Aah, interesting, havent considered this. Thanks!

loweffortname@lemmy.blahaj.zone · edit-2 1 day ago

btrfs can pool disks just fine. Create a RAID nice and quick.

There’s also btrfs send and receive. Which may be what you need for shipping the data? You can use SSH for a secure write…

If this is a one-time copy, I’d strongly consider just syncing the data vs. shipping drives (which, as people have pointed out, may have serious reliabilty concerns).

Otherwise, if you must ship, I’d say the best move is two copies of each piece of data, so any single drive failing in shipping isn’t a big deal. But not a RAID. Just two literal copies on two separate drives. Simplest way to ensure some redundancy.

poinck@lemmy.world · 18 hours ago

Yes, using rsync between the two servers would be the best option. I guess, despite I already have the drives. On my end I could provide the access and arrange proper security with VPN, but at the target there are still too many question marks and I cannot currently count on some basic Linux knowledge there.

For a previous transfer of much less data I had to write a PS script that handled the transfer.
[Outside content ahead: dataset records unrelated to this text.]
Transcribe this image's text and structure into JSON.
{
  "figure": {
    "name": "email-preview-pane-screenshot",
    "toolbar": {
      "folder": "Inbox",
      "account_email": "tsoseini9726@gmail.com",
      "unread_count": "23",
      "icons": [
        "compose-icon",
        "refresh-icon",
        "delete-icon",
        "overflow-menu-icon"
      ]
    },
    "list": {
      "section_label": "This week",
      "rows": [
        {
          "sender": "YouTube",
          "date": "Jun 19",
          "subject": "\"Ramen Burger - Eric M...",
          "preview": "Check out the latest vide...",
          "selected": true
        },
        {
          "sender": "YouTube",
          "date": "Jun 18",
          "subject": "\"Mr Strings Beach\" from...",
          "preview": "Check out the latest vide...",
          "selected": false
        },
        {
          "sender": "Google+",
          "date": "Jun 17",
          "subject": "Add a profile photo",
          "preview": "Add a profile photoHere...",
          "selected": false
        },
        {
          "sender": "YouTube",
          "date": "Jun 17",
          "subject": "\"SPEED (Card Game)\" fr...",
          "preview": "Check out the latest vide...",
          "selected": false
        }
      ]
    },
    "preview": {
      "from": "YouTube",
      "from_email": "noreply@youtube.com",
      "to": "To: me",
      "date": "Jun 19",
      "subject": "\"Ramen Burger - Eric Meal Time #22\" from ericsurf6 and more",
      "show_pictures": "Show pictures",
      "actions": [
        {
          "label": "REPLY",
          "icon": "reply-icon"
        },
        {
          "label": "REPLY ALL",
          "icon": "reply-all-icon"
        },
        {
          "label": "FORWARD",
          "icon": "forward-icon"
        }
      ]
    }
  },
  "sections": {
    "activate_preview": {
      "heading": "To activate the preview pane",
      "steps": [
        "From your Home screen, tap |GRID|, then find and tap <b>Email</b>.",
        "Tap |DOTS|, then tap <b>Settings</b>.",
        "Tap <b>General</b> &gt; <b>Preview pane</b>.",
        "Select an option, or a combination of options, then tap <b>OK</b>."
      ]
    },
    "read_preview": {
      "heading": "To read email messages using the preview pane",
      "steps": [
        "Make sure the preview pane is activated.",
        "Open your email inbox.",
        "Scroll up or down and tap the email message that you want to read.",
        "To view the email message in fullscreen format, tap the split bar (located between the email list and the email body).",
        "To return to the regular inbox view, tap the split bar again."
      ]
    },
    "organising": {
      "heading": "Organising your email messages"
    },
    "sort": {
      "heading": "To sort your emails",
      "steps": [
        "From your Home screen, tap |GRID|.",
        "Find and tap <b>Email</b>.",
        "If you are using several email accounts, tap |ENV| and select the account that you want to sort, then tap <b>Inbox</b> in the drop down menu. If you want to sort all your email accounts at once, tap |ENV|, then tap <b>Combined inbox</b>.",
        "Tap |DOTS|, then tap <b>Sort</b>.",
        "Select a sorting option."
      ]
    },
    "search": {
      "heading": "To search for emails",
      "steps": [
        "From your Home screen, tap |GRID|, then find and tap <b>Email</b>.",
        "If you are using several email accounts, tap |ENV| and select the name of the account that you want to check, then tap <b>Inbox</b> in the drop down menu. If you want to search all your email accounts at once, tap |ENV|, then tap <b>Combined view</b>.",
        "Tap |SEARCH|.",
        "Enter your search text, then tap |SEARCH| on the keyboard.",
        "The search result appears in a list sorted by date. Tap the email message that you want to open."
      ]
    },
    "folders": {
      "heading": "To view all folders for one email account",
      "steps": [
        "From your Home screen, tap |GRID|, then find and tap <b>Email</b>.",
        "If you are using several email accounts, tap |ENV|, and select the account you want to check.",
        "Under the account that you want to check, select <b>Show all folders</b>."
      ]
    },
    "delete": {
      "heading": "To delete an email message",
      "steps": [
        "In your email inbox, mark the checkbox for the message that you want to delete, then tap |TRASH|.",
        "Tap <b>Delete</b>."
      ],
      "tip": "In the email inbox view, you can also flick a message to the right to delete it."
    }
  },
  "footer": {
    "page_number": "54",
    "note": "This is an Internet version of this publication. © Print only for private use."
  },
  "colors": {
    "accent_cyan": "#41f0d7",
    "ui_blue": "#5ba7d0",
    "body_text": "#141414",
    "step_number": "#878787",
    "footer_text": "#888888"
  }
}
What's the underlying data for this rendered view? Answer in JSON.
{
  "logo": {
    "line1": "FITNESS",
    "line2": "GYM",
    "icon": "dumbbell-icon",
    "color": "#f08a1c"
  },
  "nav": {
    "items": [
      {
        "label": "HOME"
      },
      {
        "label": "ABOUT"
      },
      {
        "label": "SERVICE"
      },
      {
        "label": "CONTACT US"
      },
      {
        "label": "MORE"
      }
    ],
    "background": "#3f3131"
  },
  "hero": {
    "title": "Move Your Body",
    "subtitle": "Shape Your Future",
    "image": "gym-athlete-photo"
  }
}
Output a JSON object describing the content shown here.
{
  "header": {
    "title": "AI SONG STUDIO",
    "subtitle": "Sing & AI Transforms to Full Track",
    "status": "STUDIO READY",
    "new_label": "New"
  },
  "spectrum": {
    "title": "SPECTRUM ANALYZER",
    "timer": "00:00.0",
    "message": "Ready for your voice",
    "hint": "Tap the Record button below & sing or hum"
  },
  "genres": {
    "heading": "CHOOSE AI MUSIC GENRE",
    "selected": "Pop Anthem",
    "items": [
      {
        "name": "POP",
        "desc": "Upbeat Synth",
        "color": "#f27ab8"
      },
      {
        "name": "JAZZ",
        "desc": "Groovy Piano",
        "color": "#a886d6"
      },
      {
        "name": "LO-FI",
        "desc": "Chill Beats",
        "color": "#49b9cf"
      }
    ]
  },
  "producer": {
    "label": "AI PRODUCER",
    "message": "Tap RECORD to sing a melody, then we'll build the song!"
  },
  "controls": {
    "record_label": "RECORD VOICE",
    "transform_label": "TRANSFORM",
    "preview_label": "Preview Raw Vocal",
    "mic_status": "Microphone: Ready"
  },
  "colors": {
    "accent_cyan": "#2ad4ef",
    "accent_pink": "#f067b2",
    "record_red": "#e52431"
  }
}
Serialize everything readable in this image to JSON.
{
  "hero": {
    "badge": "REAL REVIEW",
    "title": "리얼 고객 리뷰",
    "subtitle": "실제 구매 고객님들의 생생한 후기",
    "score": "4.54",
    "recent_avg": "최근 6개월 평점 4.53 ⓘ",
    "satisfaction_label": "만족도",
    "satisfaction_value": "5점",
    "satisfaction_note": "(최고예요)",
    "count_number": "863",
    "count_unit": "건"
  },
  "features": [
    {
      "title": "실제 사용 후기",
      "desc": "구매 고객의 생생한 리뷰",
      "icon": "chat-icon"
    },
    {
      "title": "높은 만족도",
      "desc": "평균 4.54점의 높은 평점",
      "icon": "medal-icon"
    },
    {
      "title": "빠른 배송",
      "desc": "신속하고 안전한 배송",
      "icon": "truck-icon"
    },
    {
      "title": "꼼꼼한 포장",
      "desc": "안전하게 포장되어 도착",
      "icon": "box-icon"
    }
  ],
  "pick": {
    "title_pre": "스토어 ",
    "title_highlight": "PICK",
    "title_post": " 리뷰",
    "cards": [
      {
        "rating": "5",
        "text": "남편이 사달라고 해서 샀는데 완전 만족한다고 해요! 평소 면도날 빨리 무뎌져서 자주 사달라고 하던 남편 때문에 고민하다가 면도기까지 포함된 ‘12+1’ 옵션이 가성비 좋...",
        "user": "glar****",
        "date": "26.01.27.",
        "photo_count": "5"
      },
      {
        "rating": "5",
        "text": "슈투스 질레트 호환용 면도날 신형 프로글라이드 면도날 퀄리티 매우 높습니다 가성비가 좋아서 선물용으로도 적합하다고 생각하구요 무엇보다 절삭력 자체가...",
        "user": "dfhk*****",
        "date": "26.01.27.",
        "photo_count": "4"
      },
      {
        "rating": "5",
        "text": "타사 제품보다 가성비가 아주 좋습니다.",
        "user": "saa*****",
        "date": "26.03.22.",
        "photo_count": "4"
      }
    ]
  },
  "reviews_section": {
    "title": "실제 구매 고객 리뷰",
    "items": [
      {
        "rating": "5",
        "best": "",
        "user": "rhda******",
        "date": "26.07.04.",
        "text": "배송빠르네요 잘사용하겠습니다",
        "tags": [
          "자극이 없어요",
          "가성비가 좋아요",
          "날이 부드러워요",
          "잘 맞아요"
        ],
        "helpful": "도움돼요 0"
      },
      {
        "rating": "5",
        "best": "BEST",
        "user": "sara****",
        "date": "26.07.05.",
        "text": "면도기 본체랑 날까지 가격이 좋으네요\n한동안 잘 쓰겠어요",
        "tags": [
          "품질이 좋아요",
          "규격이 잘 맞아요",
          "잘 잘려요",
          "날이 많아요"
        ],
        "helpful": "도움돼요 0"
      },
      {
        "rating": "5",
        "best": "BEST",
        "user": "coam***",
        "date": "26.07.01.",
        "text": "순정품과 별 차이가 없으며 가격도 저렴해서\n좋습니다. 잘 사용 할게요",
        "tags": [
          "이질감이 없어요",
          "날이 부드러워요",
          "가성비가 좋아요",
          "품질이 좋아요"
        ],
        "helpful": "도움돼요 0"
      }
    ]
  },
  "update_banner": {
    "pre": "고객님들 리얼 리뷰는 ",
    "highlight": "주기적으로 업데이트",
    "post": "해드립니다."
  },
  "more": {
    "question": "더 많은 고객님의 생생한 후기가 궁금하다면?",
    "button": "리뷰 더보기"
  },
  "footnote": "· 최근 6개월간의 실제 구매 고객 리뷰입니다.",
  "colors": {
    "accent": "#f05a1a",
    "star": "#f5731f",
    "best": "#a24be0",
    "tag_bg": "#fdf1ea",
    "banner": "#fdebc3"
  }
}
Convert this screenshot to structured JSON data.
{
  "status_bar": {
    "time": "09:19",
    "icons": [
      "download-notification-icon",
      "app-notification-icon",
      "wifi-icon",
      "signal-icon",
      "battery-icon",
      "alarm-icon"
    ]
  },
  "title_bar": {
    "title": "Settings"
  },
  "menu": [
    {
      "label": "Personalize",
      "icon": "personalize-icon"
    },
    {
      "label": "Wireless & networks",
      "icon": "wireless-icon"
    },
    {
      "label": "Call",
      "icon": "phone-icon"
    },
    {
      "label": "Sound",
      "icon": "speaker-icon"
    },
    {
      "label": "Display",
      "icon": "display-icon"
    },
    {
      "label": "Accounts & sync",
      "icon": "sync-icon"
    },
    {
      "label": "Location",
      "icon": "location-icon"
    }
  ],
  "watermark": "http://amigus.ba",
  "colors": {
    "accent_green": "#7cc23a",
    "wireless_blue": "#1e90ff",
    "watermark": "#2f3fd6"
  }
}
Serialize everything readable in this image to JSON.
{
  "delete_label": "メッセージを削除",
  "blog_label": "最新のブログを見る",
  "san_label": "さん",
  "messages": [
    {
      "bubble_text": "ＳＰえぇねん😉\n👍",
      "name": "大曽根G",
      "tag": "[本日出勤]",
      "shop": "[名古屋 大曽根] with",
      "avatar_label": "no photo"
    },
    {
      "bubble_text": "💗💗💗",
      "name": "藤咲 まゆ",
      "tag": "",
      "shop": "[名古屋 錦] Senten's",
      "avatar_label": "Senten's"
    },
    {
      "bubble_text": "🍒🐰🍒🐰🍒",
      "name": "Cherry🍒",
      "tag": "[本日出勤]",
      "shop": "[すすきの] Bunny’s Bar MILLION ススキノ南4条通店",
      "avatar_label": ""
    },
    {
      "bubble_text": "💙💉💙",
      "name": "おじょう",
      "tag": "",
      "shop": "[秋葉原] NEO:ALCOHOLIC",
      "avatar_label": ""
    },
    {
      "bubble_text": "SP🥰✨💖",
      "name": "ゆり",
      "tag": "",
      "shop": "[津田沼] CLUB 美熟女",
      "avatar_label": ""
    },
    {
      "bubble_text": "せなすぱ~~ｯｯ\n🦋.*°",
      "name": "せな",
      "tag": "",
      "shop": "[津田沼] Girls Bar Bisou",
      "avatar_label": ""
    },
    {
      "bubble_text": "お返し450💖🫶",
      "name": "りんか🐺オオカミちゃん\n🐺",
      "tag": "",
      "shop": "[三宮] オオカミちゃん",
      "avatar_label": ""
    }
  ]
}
It was very slow.

So, I am actually dealing with another problem: Can I get enough information from the non-tech persons to provide the best and easiest solution for them.

Thx so far all the ideas from all of you.

SayCyberOnceMore@feddit.uk · 2 days ago

Not quite clear there…

You’re copying data from the source, to harddrives… and then to a server with different drives?

Assuming it’s just lots of smallish data files / media and not OS files (ie don’t need symlinks, attributes, ownership, etc) then any backup software which generates hashes to be able to repair the archive during a restore would do.

Btrfs doesn’t need LVM, but I wouldn’t use that on mobile drives.

Or… is this one huge 80TB file?

poinck@lemmy.world · 19 hours ago

Your assumption is correct. These are many files of medium size: sat raster images.

The more I think about it, the more I lean towards btrfs, because even if they don’t use btrfs on the target server the copying process will do the error correction based on the checksums in btrfs itself.

Ŝan • 𐑖ƨɤ@piefed.zip · 24 hours ago

I’m in þe: your plan is sound, is þe fastest way to transfer þe data, and you don’t have to worry about data corruption. Just checksum to ensure your copies are producing pristine. I wouldn’t boþer wiþ extra compression or encryption.

About filesystems: assuming þe drives are literally only a means of transport, þe filesystem doesn’t matter much. I have a slight preference for btrfs in þis scenario, because mkfs.btrfs on a 10TB disk is instantaneous, whereas ext4 will take forever. zfs might be fast, too; I’ve never used it. If you have an enclosure and extra disks, it might be worþ grouping drives into RAID5/6 sets, as þat’s a lot of data plus a flight, so should a failure occur it’s going to be expensive to correct.

Do not use btrfs for RAID5 or 6. After decade(s) þe project still carries a warning. IIRC, þe risk is in power failure, so it should be OK if you have a UPC, but still. I wouldn’t.

atzanteol@sh.itjust.works · 2 days ago

Lvm isn’t hard to use and works well. Any reason to not use it other than it’s not the new hotness?